Please note: This master’s thesis presentation will take place online.
Max Ku, Master’s candidate
David R. Cheriton School of Computer Science
Supervisor: Professor Wenhu Chen
The fast development of generative models has started a new era in AI, especially in conditional image synthesis. Since the rise of diffusion models, current models can perform image generation with high fidelity and diversity. This thesis is driven towards controllable generation and manipulation in the image and video domains, guided by the three studies: ImagenHub's role in identifying the controllability of current state-of-the-art image synthesis models, VIEScore to produce explainable metrics in image synthesis tasks, and AnyV2V's role in performing precise video editing.
The first part of this study highlights the evaluation of the image domain. ImagenHub, which tackles the challenge of distinguishing current research to find the best working methods, also standardized the human-centered evaluation in image synthesis research. Complementarily, VIEScore act as a new explainable metric to mimicking human-like evaluation across all conditional image synthesis tasks with multimodal LLMs, tickling the scalability issue of ImagenHub.

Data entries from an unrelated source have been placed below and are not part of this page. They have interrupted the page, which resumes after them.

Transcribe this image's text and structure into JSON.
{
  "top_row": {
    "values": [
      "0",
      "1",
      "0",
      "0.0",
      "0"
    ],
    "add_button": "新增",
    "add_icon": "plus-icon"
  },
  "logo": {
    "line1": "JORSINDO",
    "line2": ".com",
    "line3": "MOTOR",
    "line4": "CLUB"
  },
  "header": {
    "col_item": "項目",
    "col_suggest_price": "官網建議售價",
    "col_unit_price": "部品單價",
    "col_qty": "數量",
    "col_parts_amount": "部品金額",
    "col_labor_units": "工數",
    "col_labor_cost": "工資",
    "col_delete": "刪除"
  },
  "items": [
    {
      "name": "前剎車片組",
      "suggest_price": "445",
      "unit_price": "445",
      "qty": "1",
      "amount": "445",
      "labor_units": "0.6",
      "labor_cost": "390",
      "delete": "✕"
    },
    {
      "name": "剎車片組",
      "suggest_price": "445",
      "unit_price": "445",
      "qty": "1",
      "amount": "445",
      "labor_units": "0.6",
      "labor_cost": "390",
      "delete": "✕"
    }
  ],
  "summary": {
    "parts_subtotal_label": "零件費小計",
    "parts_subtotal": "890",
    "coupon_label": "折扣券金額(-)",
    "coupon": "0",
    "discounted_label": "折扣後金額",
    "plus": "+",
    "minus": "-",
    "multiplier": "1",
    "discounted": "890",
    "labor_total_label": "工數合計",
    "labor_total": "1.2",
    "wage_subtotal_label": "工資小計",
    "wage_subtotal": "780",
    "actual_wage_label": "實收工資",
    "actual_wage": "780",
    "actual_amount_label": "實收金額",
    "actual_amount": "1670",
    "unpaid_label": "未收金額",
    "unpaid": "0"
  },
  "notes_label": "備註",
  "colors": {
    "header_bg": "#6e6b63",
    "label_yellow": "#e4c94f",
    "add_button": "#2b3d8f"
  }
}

The second study focuses on the video domain, which introduces AnyV2V, the first framework to treat video editing as an image editing problem. It leverages the editing power from off-the-shelf image editing models and the generalization power from image-to-video models to perform precise video editing. Such paradigm is training-free and allows video edits in a wide range of applications. Most importantly, we reported the increase in performance when plugging with stronger image-to-video models, highlighting the capacity of AnyV2V for adaptive evolution.
These studies form the basis of this thesis, driving toward robust control in visual generation and manipulation. Through a thorough analysis of ImagenHub and VIEScore, this research not only identifies the current capabilities and limitations of image synthesis models but also sets the stage for future advancements in evaluating image synthesis models. Then with AnyV2V, we align the image editing and video editing problem with image-to-video models, lays the groundwork for future advancements in making video editing more controllable and robust.